The country actively promotes biomedical research. For example, in 2016, the Human Papilloma Virus (HPV) Vaccine Trial research project (ESCUDO) was declared a top public national priority. ESCUDO received support from the public and private organizations like The Social Security Fund (CCSS) and the Ministry of Health of Costa Rica and comprises a collaboration between researchers in Costa Rica and the National Cancer Institute of the United States of America.
This nation has maintained a solid National Environmental State Policy for many decades, endorsing the National Decarbonization Plan 2019-2050, which offers a path to boost the modernization of the economy by generating many jobs and revitalizing growth with a model based on the 3Ds: decarbonization, digitalization, and decentralization in electricity production. 98% of our electricity is generated by renewable sources.
The Global society will only deliver on the commitments of the Paris Agreement if a new level of political ambition among governments is matched by an equal level of commitment and determination from the world’s financial community.
Costa Rica is strategically opened to the world’s largest markets with preferential access, having 93.9% of exports of goods covered by 15 Free Trade Agreements which allows open-door policies with 57 nation trading partners.
Excellent Business Climate
World-renowned for its tradition of peace, democracy, and stability. With political stability and the absence of social violence or terrorism, ranking among the highest in Latin America. It leads to innovation in Latin America, being the first inefficient Cultural, Creative, and ICT services exports.
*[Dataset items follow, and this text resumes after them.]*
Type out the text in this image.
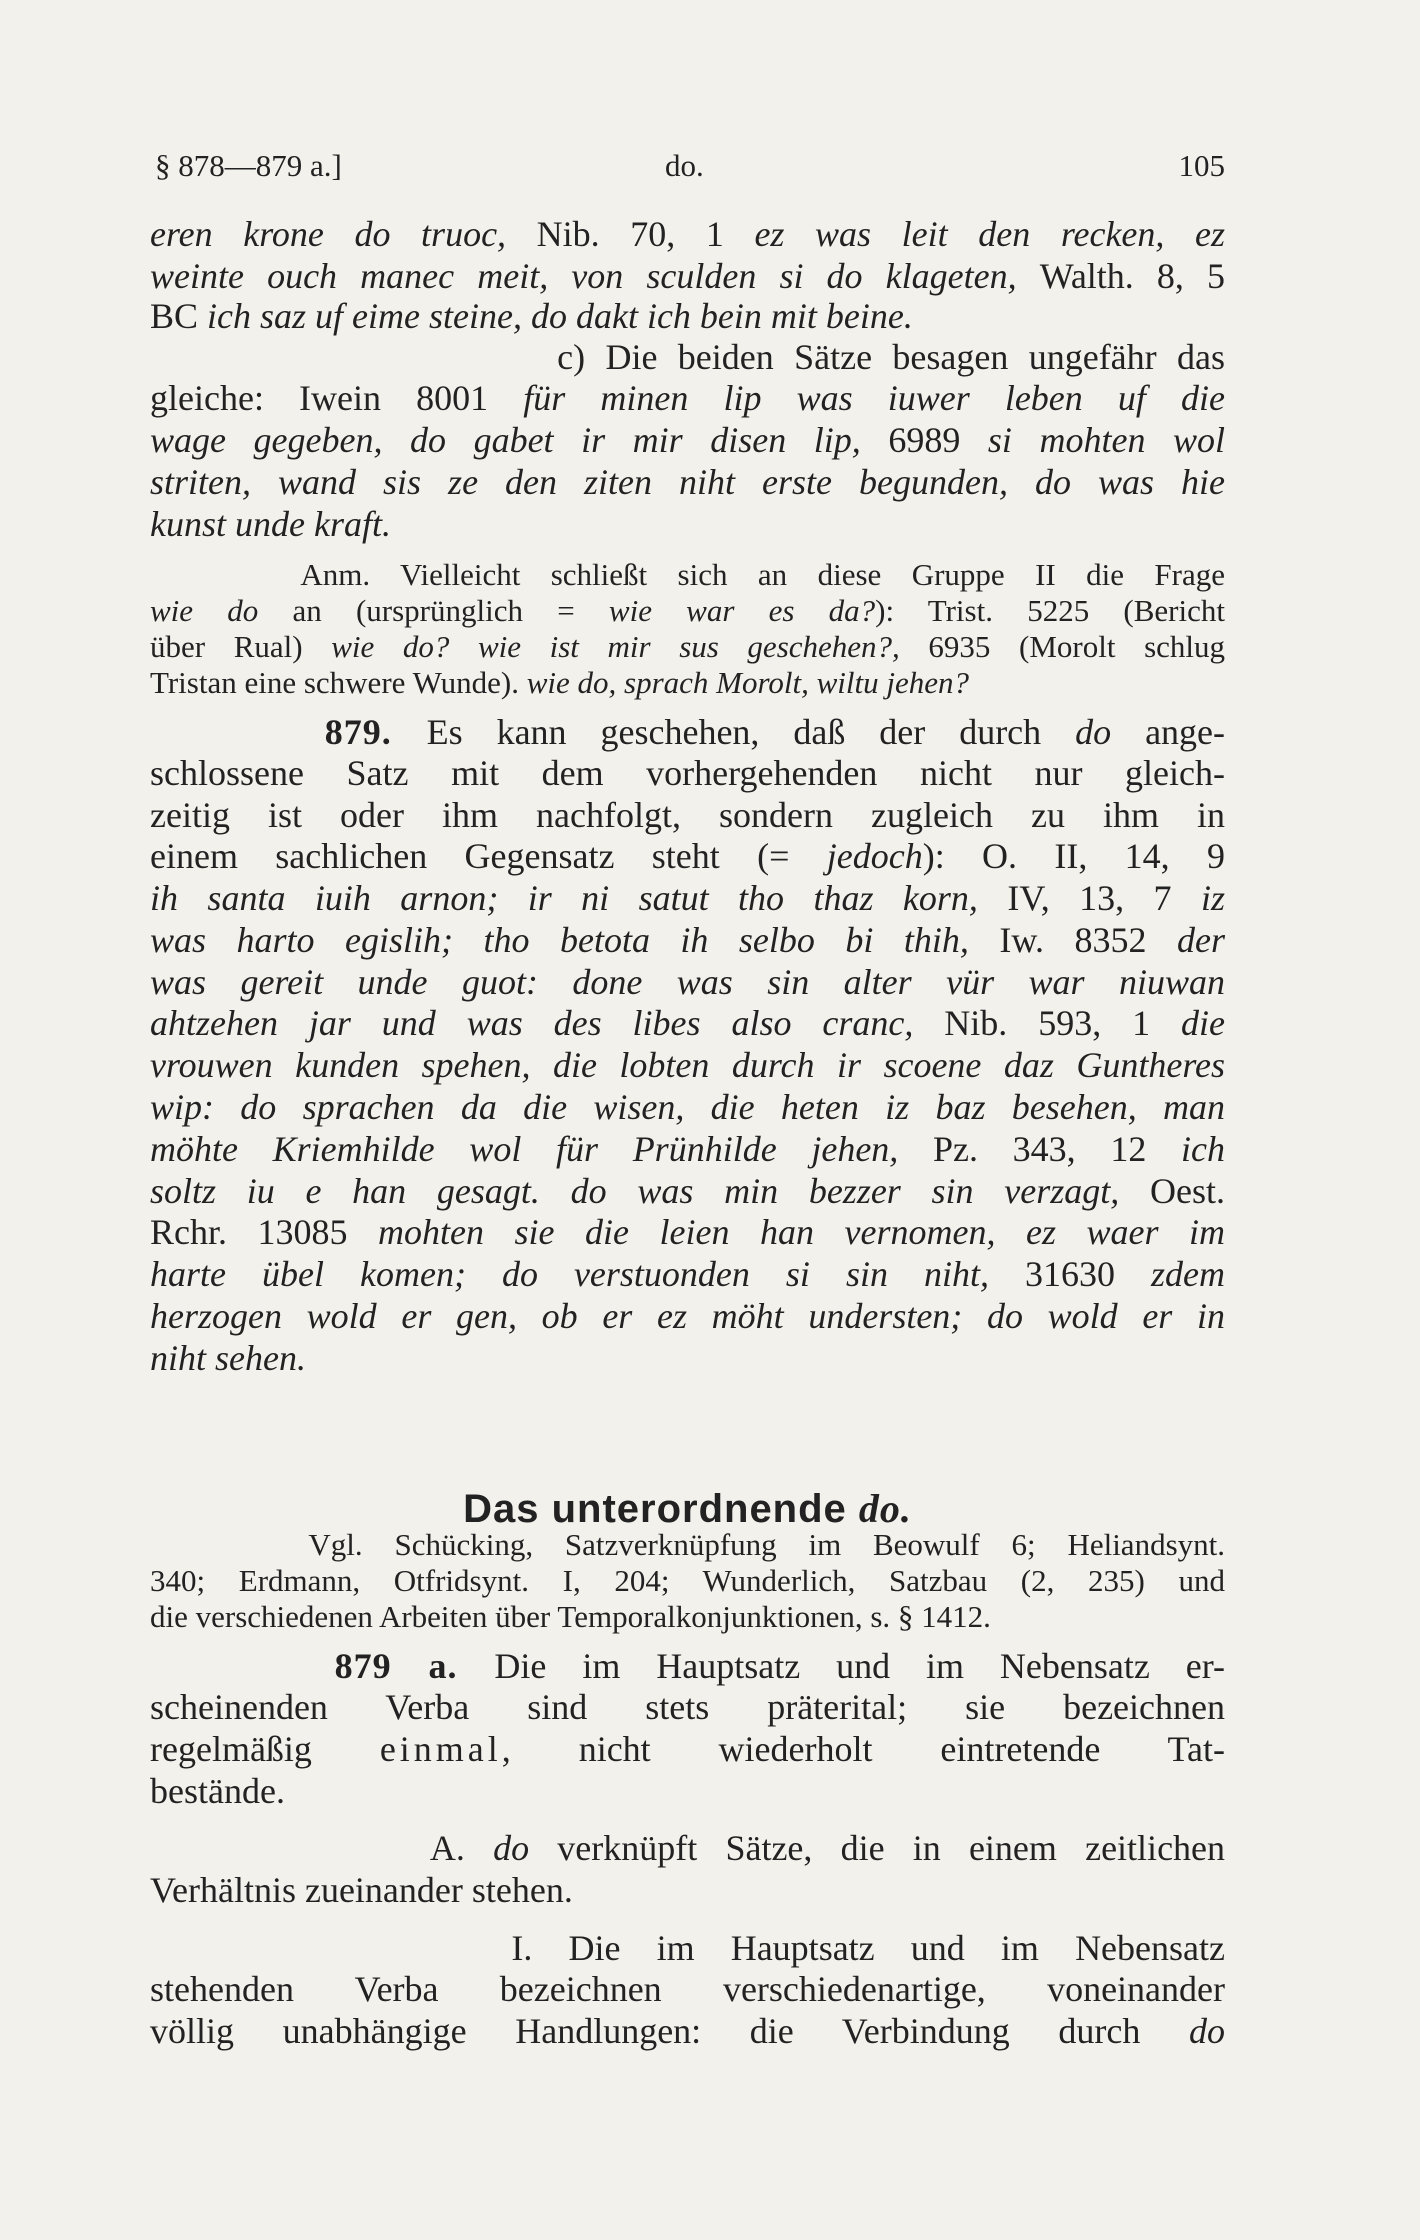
§ 878—879 a.]	do.	105
eren krone do truoc, Nib. 70, 1 ez was leit den recken, ez
weinte ouch manec meit, von sculden si do klageten, Walth. 8, 5
BC ich saz uf eime steine, do dakt ich bein mit beine.
c) Die beiden Sätze besagen ungefähr das
gleiche: Iwein 8001 für minen lip was iuwer leben uf die
wage gegeben, do gabet ir mir disen lip, 6989 si mohten wol
striten, wand sis ze den ziten niht erste begunden, do was hie
kunst unde kraft.
Anm. Vielleicht schließt sich an diese Gruppe II die Frage
wie do an (ursprünglich = wie war es da?): Trist. 5225 (Bericht
über Rual) wie do? wie ist mir sus geschehen?, 6935 (Morolt schlug
Tristan eine schwere Wunde). wie do, sprach Morolt, wiltu jehen?
879. Es kann geschehen, daß der durch do ange-
schlossene Satz mit dem vorhergehenden nicht nur gleich-
zeitig ist oder ihm nachfolgt, sondern zugleich zu ihm in
einem sachlichen Gegensatz steht (= jedoch): O. II, 14, 9
ih santa iuih arnon; ir ni satut tho thaz korn, IV, 13, 7 iz
was harto egislih; tho betota ih selbo bi thih, Iw. 8352 der
was gereit unde guot: done was sin alter vür war niuwan
ahtzehen jar und was des libes also cranc, Nib. 593, 1 die
vrouwen kunden spehen, die lobten durch ir scoene daz Guntheres
wip: do sprachen da die wisen, die heten iz baz besehen, man
möhte Kriemhilde wol für Prünhilde jehen, Pz. 343, 12 ich
soltz iu e han gesagt. do was min bezzer sin verzagt, Oest.
Rchr. 13085 mohten sie die leien han vernomen, ez waer im
harte übel komen; do verstuonden si sin niht, 31630 zdem
herzogen wold er gen, ob er ez möht understen; do wold er in
niht sehen.
Das unterordnende do.
Vgl. Schücking, Satzverknüpfung im Beowulf 6; Heliandsynt.
340; Erdmann, Otfridsynt. I, 204; Wunderlich, Satzbau (2, 235) und
die verschiedenen Arbeiten über Temporalkonjunktionen, s. § 1412.
879 a. Die im Hauptsatz und im Nebensatz er-
scheinenden Verba sind stets präterital; sie bezeichnen
regelmäßig einmal, nicht wiederholt eintretende Tat-
bestände.
A. do verknüpft Sätze, die in einem zeitlichen
Verhältnis zueinander stehen.
I. Die im Hauptsatz und im Nebensatz
stehenden Verba bezeichnen verschiedenartige, voneinander
völlig unabhängige Handlungen: die Verbindung durch do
The country has the first competitive tax incentives in the region to reach the true Return on Investment (ROI). Service projects and manufacturing projects in the Free Trade Zone Regime will pay 0% income tax for the first 8 years of doing business in Costa Rica and then just a 15% income tax the following 4 years, and additional 8-year renewal periods are granted if significant reinvestment is made. This is translated into a strong Foreign Direct Investment Permanent National policy that allows business ventures to keep flowing.
Supporting Foreign Direct Investment (FDI)
In the last decade, there has been consistent growth in foreign direct investment. FDI inflows have grown an average of 10.3% every year since 2003 according to the BCCR and IMF 2018, representing 4.76% of GDP and an FDI per capita that reached US$554. Experiencing consistent growth in its exports of quality goods and services, with an average annual growth rate of 6.1%, representing 67.7% of GDP.
In 2019 medical devices were Costa Rica’s top industrial export goods and the first exporter in Latin America of high technology goods as a percentage of manufactured exports. The country exports 4,500 different products to 150 destination countries. With the medical device industry yielding impressive and steadily increasing results with the complexity of products manufactured continuing to evolve.
Costa Rica is committed to a strong guaranty of legal and security related dispute settlements. Being a member state of the Convention on International Settlement of Investment Disputes (ICSID Convention). Also being a signatory of the convention on the Recognition and Enforcement of Arbitral Awards, legally obligated to answer investor arbitration claims submitted under ICSID, UNCITRAL and WTO, accepting arbitration verdicts. No local court denies or fails to enforce foreign arbitral awards issued against the government.
The current National Administration has worked closely with legislative leaders to establish a multiparty committee on The Organization for Economic Co-operation and Development issues. Having completed 15 reviews and 7 still pending. Preparing for the Fourth Industrial Revolution (4IR) is a major concern for the Government. Good administrative practices are crucial to reaching this goal. As our Bicentennial approaches, all “Ticos” are ready to receive it in an exemplary manner, as we take pride in the continued prosperity of our nation.